In their open access paper, the scientists say:
Abstract

Population bottlenecks associated with founder events strongly impact the establishment and genetic makeup of populations. In addition to their genotype, founding individuals also bring along parasites, as well as symbionts that can manipulate the phenotype of their host, affecting the host population establishment, dynamics and evolution. Thus, to understand introduction, invasion, and spread, we should identify the roles played by accompanying symbionts. In 1991, the parasitoid wasp, Hyposoter horticola, and its associated hyperparasitoid were accidentally introduced from the main Åland islands, Finland, to an isolated island in the archipelago, along with their host, the Glanville fritillary butterfly. Though the receiving island was unoccupied, the butterfly was present on some of the small islands in the vicinity. The three introduced species have persisted locally ever since. A strain of the endosymbiotic bacterium Wolbachia has an intermediate prevalence in the parasitoid H. horticola across the main Åland population. The infection increases its susceptibility of to hyperparasitism. We investigated the establishment and spread of the parasitoid, along with patterns of prevalence of its symbiont using 323 specimens collected between 1992 and 2013, from five localities across Åland, including the source and introduced populations. Using 14 microsatellites and one mitochondrial marker, we suggest that the relatively diverse founding population and occasional migration between islands might have facilitated the persistence of all isolated populations, despite multiple local population crashes. We also show that where the hyperparasitoid is absent, and thus selection against infected wasp genotypes is relaxed, there is near-fixation of Wolbachia.
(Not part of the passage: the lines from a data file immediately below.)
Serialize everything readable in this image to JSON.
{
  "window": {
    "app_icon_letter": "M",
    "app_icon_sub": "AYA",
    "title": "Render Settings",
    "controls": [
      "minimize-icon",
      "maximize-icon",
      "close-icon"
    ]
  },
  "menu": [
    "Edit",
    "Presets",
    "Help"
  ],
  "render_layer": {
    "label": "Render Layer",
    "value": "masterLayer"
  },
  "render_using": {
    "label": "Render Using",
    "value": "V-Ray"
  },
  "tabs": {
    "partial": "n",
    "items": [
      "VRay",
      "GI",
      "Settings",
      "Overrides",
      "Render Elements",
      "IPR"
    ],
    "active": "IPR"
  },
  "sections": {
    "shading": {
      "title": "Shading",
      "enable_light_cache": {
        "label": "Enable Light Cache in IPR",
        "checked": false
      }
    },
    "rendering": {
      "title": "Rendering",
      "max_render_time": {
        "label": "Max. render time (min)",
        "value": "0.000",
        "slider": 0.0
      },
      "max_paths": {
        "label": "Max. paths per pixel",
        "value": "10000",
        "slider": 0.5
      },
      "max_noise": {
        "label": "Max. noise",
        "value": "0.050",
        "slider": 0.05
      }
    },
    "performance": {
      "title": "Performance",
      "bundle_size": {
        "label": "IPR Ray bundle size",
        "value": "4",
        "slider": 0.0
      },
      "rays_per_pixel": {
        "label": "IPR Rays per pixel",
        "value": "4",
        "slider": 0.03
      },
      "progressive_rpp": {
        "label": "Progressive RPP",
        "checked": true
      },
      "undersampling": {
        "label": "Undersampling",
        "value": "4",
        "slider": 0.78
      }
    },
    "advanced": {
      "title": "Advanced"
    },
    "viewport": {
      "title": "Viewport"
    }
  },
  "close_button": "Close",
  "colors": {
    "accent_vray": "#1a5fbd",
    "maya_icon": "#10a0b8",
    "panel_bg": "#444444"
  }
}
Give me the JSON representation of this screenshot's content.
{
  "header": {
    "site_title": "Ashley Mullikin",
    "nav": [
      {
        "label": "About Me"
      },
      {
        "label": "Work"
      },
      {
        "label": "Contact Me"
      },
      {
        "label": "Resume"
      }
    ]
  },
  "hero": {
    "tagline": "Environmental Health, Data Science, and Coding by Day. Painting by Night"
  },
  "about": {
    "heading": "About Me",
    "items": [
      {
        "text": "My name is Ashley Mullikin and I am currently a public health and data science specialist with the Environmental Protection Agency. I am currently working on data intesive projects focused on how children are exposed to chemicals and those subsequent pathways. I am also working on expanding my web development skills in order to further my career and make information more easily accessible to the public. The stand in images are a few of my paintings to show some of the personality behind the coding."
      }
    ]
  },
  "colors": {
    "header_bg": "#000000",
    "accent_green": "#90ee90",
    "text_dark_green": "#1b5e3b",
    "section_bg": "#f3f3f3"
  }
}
Duplouy, Anne; Nair, Abhilash; Nyman, Toshka; van Nouhuys, Saskya
Long-term spatiotemporal genetic structure of an accidental parasitoid introduction, and local changes in prevalence of its associated Wolbachia symbiont
Molecular Ecology 00, 1– 13. DOI: 10.1111/mec.16065

Copyright: © 2021 The authors. Published by John Wiley & Sons, Inc
Open access
Reprinted under a Creative Commons Attribution-NonCommercial-NoDerivatives 4.0 International license (CC BY-NC-ND 4.0)
So many refutations of so many sacred Creationist dogmas!

And so it goes on with just about every scientific paper, especially ones dealing with biology/ecology and geology/archaeology. Of course, very few scientists these days set out to confirm evolutionary theory or refute Bronze Age Creationist superstion; it's just that all the facts testify for the former and against the latter, so simply revealing the facts is enough.

The amazing thing is that Creationism continues, albeit in reducing numbers particularly in younger people, in America and elsewhere, where primitive superstitions fill the gap between ignorance and education.